While pondering whether I should use the carcass of an old Dell PC to house the stepper drivers and control logic for the LinuxCNC M2 project, I bandsawed a scrap of aluminum sheet to about the right size. It had some truly nasty gouges and bonded-on crud, so I chucked up a wire brush cup in the drill press and had at it:
It’s obvious I haven’t done jeweling in a long time, isn’t it? Even a crude engine jeweling job spiffs things right up, though, even if a cough showcase job like this deserves straighter lines and more precise spacing. The aluminum sheet is far too large for the Sherline, which put CNC right out of consideration, and I’m not up for sufficient crank spinning on the big manual mill.
I match-marked mounting holes directly from the harvested motherboard and drilled them, whereupon I discovered that the aluminum is a dead-soft gummy alloy that doesn’t machine cleanly: it won’t become the final baseplate.
Memo to Self: Use the shop vacuum with the nozzle spinward of the brush, fool.
The Smell of Molten Projects in the Morning 
Aren’t the heat sinks on those drivers on their sides? Maybe place them in a pentagon with a big fan blowing fresh air into the center of the pentagon?
What do you have in mind for the power supply?
The frame on those HB-415M drivers is just a L-shaped aluminum sheet, so contact cooling to the support plate through the narrow base should trump air cooling across the un-finned wide side.
The larger 2M542 drivers have air-cooling fins on the wide side and, at high current, would probably benefit from some directed airflow. We’ll see whether driving an amp or so will require much in the way of additional cooling: the power density is much lower than a Pololu driver!
There’s a closed-frame 24 VDC supply that fits across the front, making the airflow less wonderful than it could be. I know you’re a big fan of higher voltages, but the stock M2 uses 19 VDC (presumably from a laptop-style brick) and this is in the same range. I’m not convinced higher voltage will bring increased goodness, so I plan some measurements to find out… [grin]
Does “M2” refer to the MakerGear printer? I somehow thought this was for a machining tool.
I will look forward to voltage vs speed/acceleration capabilities measurements. I’d love to see some numbers to back up or shatter my gut-feelings :)

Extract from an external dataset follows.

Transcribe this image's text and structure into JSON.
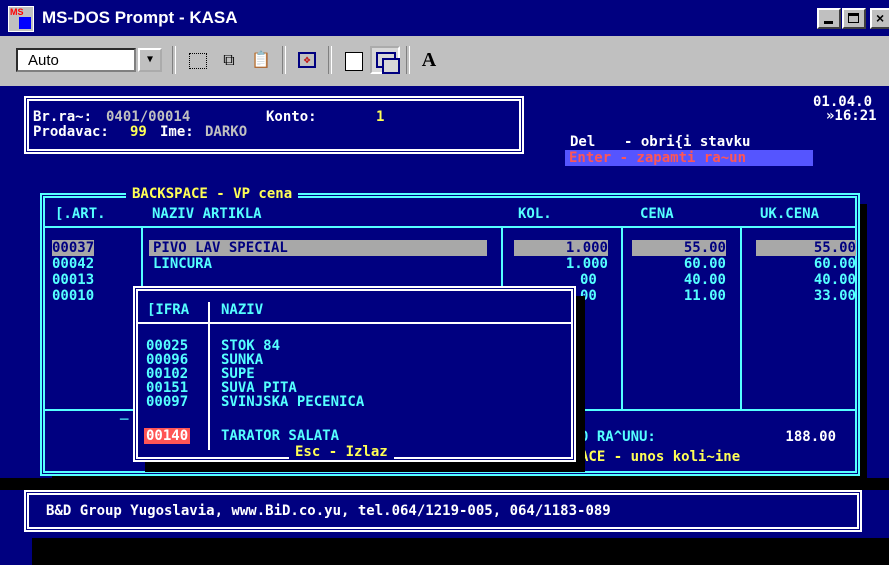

On a separate though, I met with an Allegro FAE and we spoke of the A4988 stepper drivers (as used in the Pololu and others) getting damaged. He said that the chip is very reliable wen used properly (of course). He pointed out that the failure mechanism that they have seen the most is hot-unplugging of a stepper motor. When the A4988 kills the current in a winding, it always keeps the di/dt under control, and therefore the voltage reasonable. When an energized winding is hot unplugged the di/dt and voltage go through the roof and that is what damages the A4988.
An intermittent open caused by a faulty cable between the stepper and the A4988 could cause this condition repeatedly, hammering the poor A4988 into sand, There are diodes in the A4988 but they are designed to handle the reasonable di/dt of normal operation, not the hot-unplug catastrophic events. The 4 outputs could be clamped by 8 big/fast TVS, but the cost of those to protect 4 lines soon gets crazy.
I also mentioned the current chip’s stray field sensitivity . . . he says they now have a new one that measures the differential field, so it is much less sensitive to stray magnetic fields. Just for fun.
Yup, the very one.
The plan is to commission it with the original RAMBO board, get it working as well as can be expected, then do a LinuxCNC conversion (and maybe transplant the RAMBO into the Thing-O-Matic). I want to do some instrumentation / measurement / experimentation / modeling / improvement with a more extensive & easier to modify control system. Think of it as a reprise of my Thing-O-Matic experience, except starting with competently designed machinery.
I’ve been making noises about LinuxCNC vs. 3D printing for far too long; I want to see what it can do!